If your operation doesn’t have in-house lab capabilities — and most industrial operations don’t — it’s necessary to entrust your environmental sampling and analysis needs to a commercial lab. But not all labs are made the same. Some labs don’t have the capabilities to analyze complex samples with low level hard-to-measure species like selenium and arsenic. Some aren’t able to provide actionable recommendations in addition to measurements, or to fully participate in all phases of a given project.
Here are three crucial qualities to look for as you’re choosing a lab to analyze your environmental samples.
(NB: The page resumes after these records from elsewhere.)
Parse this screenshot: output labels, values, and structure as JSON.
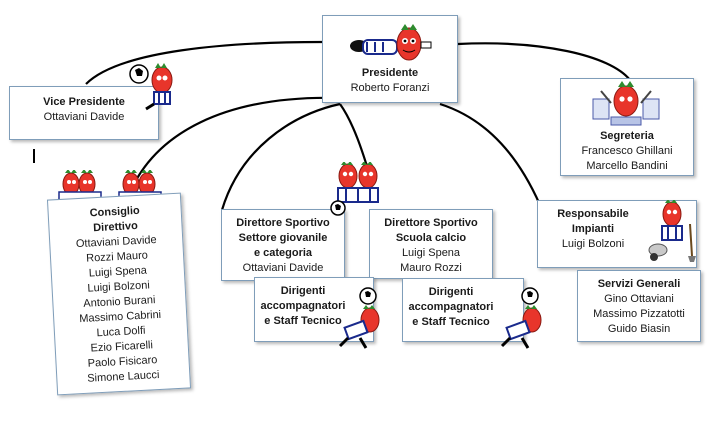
{
  "presidente": {
    "title": "Presidente",
    "name": "Roberto Foranzi"
  },
  "vice": {
    "title": "Vice Presidente",
    "name": "Ottaviani Davide"
  },
  "segreteria": {
    "title": "Segreteria",
    "names": [
      "Francesco Ghillani",
      "Marcello Bandini"
    ]
  },
  "consiglio": {
    "title": [
      "Consiglio",
      "Direttivo"
    ],
    "names": [
      "Ottaviani Davide",
      "Rozzi Mauro",
      "Luigi Spena",
      "Luigi Bolzoni",
      "Antonio Burani",
      "Massimo Cabrini",
      "Luca Dolfi",
      "Ezio Ficarelli",
      "Paolo Fisicaro",
      "Simone Laucci"
    ]
  },
  "ds_giovanile": {
    "title": [
      "Direttore Sportivo",
      "Settore giovanile",
      "e categoria"
    ],
    "name": "Ottaviani Davide"
  },
  "ds_scuola": {
    "title": [
      "Direttore Sportivo",
      "Scuola calcio"
    ],
    "names": [
      "Luigi Spena",
      "Mauro Rozzi"
    ]
  },
  "responsabile": {
    "title": [
      "Responsabile",
      "Impianti"
    ],
    "name": "Luigi Bolzoni"
  },
  "servizi": {
    "title": "Servizi Generali",
    "names": [
      "Gino Ottaviani",
      "Massimo Pizzatotti",
      "Guido Biasin"
    ]
  },
  "dirigenti_1": {
    "title": [
      "Dirigenti",
      "accompagnatori",
      "e Staff Tecnico"
    ]
  },
  "dirigenti_2": {
    "title": [
      "Dirigenti",
      "accompagnatori",
      "e Staff Tecnico"
    ]
  },
  "colors": {
    "border": "#7f9db9",
    "line": "#000000",
    "mascot_red": "#e8352b"
  }
}
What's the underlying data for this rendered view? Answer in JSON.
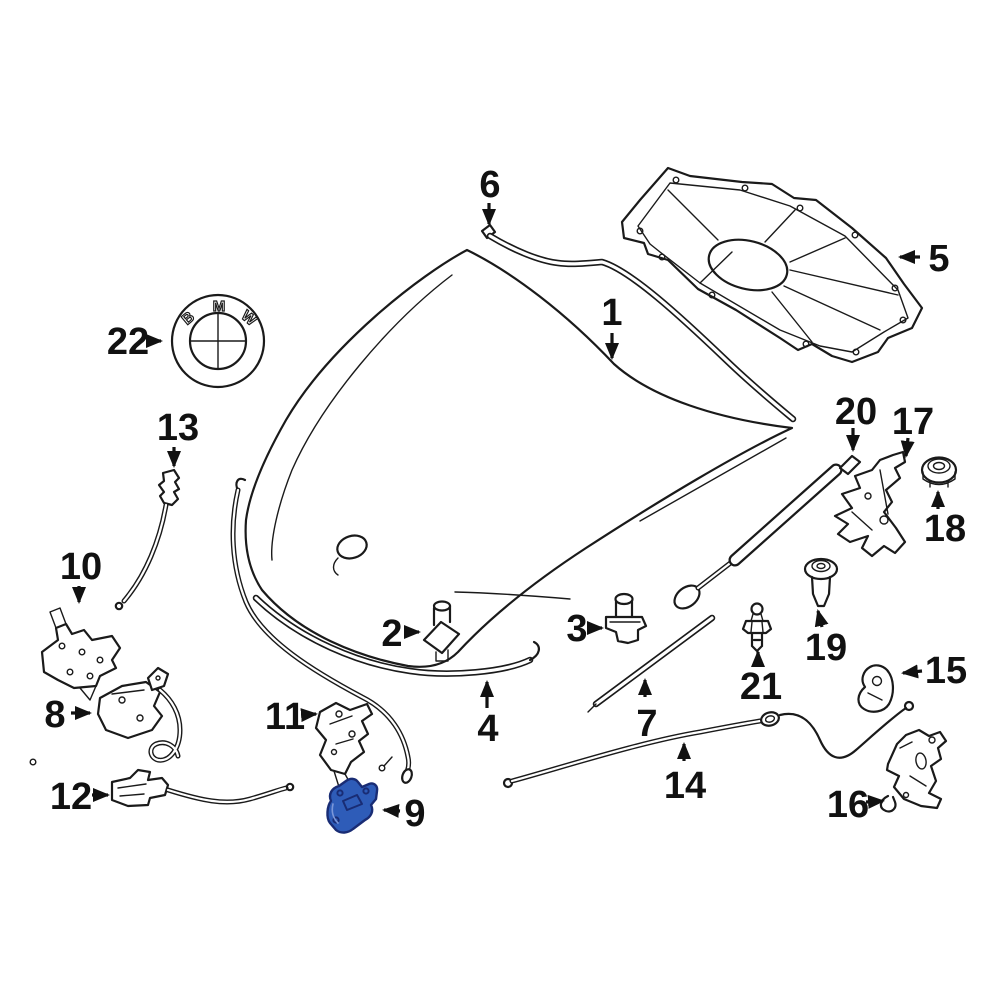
{
  "colors": {
    "background": "#ffffff",
    "line": "#1a1a1a",
    "highlight_fill": "#2e5cb8",
    "highlight_stroke": "#192c74",
    "highlight_light": "#7b97d9"
  },
  "emblem": {
    "letters": [
      "B",
      "M",
      "W"
    ]
  },
  "selected": {
    "callout_label": "9"
  },
  "callouts": [
    {
      "label": "1"
    },
    {
      "label": "2"
    },
    {
      "label": "3"
    },
    {
      "label": "4"
    },
    {
      "label": "5"
    },
    {
      "label": "6"
    },
    {
      "label": "7"
    },
    {
      "label": "8"
    },
    {
      "label": "9"
    },
    {
      "label": "10"
    },
    {
      "label": "11"
    },
    {
      "label": "12"
    },
    {
      "label": "13"
    },
    {
      "label": "14"
    },
    {
      "label": "15"
    },
    {
      "label": "16"
    },
    {
      "label": "17"
    },
    {
      "label": "18"
    },
    {
      "label": "19"
    },
    {
      "label": "20"
    },
    {
      "label": "21"
    },
    {
      "label": "22"
    }
  ]
}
Technological Capabilities
Labs don’t invest in high-end technology for bragging rights — they do it because that kind of power and complexity is an absolute necessity for measuring some potential contaminants. Southern Research (SR) couples HPLC (high-performance liquid chromatography) with an industry-leading Agilent 8800 Triple Quad ICP-MS to analyze many elements and their species. This allows our engineers to measure substances like selenium in even the tiniest amounts, accounting for interferences (as well as the occasional error in the sampling process).
Deep and Broad Expertise
Many labs can provide basic measurements of contaminants in a given sample. Accurate and actionable analysis, however, requires a deeper understanding of the process. If a test results in measurements that are in doubt, given the parameters of the test, an experienced engineer can recognize that fact, determine possible reasons for the faulty results, re-run tests and investigate as necessary. If results are accurate and reveal, for instance, significant contamination of the water source, an experienced engineer can provide both figures and recommendations for the client about possible ways to begin treating it. Working with an inexperienced lab can lead to time lost to back-and-forth communication as both parties try to figure out questionable results.
“We have a wide variety of chemists and engineers, from a variety of different backgrounds,” said Abhijit Bhagavatula, a research engineer at SR. “That gives us experience and perspectives from different backgrounds to inform the work we do.”
Field Experience
Not all labs — even high-tech and expert labs — have the opportunity to cross-train engineers and chemists, or to hire employees who already have that kind of experience. But it can make a huge difference in a lab’s ability to really understand the sampling and analysis processes and the impact they can have on results.
“It’s about continuous training and education,” said Young Chul Choi, industrial water practice lead at SR. “We’ll put the chemists in a truck and take them out to the site so they can better understand what’s going on. Sometimes the engineers work in the lab — doing very simple tasks — to better understand what’s behind all the analysis.”
The chemists then know what mistakes can be made in the sampling process, how they could interfere with accurate analysis, and what factors to account for. The engineers understand what happens once the samples are handed off and what that means for the final outcome. The technology is robust, and the engineers and chemists are experts in their fields. By the time the results are delivered to the client, the analysis itself has been analyzed to make sure every figure is accurate, nothing has been missed, and the client is receiving the high-quality report they should be able to expect from the lab they rely on.